俋俋乎耕而不顧(ちつちつことして耕して顧みず)

タイトルは荘子から借りました。論理学と東洋思想を比較しながら、科学、芸術、スポーツについて日頃感じたこと、考えたことを書いていきたいと思います。

技術を超えたもの

先日、『セッション』という映画を見て、荘子に出てくる丁という名の料理人が、文恵君の前で牛の解体をする話を思い出した。彼が牛を解体する時は、得も言われぬ調和が生じ、周囲に響き渡るというのである。丁が言うには、それを足らしめているのは技ではない、と言うのである。スティール・ボール・ランのジャイロ流に言えば*、『技術を超えた何か』であろう。

 

このブログでは、この技術を超えた何かについて色々書いていきたいと思う。

 

『セッション』を見て自分なりに感じたことを書いてみる。主人公の師である教授は、リズムマシンの様に完璧なリズムを求めていないし、それを可能にする技術も求めていない。それら、形而下のモノではなくて、もっと人間的なモノに、物事の本質があるということである。

 

「誰でも子供の時は芸術家であるが、問題は大人になっても芸術家でいられるかどうかである」、「ようやく子供のような絵が描けるようになった」はパブロ・ピカソの言葉である。

 

技術を超えたところにあるもの、それは技術を駆使してもどうにもならない、と悟った時に見える事もある。ジャイロはジョニィに言った。『4回、「できない」と言った時に教えてやる』と。4回目に「できない」と言ったジョニィが見たものはなんだったのか?

 

技術や理論でどうにかなる領域。

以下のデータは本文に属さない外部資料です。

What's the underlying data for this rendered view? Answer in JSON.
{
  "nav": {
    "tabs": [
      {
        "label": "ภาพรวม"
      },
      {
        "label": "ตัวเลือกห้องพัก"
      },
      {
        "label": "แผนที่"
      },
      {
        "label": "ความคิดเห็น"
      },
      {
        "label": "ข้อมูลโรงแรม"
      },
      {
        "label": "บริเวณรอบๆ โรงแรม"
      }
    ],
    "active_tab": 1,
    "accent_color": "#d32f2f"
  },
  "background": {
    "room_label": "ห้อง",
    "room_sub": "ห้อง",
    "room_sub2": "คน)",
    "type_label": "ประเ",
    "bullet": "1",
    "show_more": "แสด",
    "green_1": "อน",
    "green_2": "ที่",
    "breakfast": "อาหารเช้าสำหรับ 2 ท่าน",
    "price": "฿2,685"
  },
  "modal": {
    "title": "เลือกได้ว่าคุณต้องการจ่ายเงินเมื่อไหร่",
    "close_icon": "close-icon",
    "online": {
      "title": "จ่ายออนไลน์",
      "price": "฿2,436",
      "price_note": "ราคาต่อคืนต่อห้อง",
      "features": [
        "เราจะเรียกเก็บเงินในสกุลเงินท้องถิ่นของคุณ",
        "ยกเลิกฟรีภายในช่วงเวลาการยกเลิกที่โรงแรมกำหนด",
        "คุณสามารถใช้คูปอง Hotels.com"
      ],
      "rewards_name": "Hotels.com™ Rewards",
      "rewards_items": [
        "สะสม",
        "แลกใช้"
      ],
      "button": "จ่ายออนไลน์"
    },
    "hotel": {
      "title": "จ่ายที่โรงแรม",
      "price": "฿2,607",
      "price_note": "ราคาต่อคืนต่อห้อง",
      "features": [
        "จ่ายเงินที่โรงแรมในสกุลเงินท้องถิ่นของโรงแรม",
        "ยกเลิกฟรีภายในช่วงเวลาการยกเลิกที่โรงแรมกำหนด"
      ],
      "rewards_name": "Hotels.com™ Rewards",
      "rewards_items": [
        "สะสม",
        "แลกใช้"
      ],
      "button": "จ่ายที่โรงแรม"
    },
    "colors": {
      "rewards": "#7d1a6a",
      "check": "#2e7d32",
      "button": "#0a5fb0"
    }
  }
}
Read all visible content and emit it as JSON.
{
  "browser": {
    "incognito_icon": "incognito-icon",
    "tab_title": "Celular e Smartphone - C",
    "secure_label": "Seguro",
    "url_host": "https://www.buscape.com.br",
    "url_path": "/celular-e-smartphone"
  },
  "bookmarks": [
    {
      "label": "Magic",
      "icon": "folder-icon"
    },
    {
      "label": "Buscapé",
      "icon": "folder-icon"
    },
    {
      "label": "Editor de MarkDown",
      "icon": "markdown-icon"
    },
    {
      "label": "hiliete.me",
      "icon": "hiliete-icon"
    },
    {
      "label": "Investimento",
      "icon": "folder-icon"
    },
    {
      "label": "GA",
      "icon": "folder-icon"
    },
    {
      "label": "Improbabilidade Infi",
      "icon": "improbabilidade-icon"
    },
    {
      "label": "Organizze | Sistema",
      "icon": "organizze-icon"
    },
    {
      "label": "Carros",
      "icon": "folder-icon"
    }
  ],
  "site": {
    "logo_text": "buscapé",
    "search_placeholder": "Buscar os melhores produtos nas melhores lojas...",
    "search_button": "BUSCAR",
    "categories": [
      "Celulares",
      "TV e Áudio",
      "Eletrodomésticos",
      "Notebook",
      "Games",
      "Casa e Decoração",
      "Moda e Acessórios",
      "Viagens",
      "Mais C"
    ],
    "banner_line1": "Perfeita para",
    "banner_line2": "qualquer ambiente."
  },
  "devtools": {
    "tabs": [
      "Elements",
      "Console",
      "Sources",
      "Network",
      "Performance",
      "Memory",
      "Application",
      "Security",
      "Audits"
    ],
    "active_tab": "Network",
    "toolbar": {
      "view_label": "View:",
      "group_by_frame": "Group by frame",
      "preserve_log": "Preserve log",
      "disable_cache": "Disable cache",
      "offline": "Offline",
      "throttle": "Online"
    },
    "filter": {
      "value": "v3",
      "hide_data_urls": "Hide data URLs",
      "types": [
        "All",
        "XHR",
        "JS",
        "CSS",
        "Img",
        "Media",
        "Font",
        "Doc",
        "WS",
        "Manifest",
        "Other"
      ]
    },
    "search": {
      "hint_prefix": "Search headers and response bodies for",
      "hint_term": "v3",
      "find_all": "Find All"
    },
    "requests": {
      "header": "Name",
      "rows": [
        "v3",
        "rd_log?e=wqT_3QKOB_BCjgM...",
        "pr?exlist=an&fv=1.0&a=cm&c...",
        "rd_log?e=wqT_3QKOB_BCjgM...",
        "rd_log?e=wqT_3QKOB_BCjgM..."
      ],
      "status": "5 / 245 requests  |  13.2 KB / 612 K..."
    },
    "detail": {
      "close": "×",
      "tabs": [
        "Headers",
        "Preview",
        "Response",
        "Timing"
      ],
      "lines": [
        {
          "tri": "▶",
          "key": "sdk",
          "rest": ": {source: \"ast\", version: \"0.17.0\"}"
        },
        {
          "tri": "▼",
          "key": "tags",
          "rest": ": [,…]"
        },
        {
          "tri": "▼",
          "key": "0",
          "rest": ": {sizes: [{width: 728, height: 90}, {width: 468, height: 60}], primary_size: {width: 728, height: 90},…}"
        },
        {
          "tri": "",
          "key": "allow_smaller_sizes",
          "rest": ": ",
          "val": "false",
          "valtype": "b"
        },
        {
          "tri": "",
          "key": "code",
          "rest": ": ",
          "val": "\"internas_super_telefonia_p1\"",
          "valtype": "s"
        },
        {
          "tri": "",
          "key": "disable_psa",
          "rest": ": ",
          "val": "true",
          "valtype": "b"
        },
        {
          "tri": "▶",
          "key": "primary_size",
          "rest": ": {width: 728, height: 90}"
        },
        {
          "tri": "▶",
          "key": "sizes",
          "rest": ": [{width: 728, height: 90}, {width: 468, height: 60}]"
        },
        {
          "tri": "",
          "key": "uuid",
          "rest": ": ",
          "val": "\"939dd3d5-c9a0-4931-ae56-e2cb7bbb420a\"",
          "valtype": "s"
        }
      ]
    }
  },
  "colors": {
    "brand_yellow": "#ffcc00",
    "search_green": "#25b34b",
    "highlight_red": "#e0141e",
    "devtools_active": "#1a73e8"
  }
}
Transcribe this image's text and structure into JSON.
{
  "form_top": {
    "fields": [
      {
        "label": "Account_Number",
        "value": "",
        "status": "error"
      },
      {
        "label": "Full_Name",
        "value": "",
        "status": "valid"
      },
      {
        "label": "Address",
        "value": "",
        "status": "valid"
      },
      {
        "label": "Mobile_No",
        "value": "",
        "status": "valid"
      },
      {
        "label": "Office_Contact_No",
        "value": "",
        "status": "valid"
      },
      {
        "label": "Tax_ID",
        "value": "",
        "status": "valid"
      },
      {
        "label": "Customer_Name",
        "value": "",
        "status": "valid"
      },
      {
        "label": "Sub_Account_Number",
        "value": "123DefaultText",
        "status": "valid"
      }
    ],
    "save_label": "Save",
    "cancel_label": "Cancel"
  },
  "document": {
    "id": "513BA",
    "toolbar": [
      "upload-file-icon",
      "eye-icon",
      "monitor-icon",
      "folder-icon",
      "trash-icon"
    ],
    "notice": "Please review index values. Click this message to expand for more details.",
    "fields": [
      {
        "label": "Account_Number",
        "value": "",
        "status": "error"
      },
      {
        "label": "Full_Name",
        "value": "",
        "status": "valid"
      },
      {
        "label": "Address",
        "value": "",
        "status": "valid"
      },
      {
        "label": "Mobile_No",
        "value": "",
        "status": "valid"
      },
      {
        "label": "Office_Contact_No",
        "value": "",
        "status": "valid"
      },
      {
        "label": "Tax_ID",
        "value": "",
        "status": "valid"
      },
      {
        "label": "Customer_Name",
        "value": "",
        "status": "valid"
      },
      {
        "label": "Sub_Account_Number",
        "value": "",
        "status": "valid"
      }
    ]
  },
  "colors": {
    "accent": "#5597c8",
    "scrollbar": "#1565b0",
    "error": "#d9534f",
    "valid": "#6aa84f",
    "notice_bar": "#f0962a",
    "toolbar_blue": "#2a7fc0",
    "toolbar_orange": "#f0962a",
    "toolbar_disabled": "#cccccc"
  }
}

その様な領域はリズムマシンやコンピュータにやらせればよいのである。

 

ロバート・パーシグ著『禅とオートバイ修理技術』では、大学の評価のみを目的に入学した生徒をラバに例えている。そして、その様な学生はドロップアウトした時、社会と言う道場で矛盾に出くわした時に、自由な人間になるチャンスがあると。高い身分におさまったラバとして金と時間を浪費するかわりに、真の意味における彼の身分は高くなっていると。

 

*ジャイロとジョニィは共に荒木飛呂彦氏の漫画”スティール・ボール・ラン”の主人公。この作品には、因果、功利主義、禅の世界が詰まっているので、いつかまとめて書いてみたいと思っている。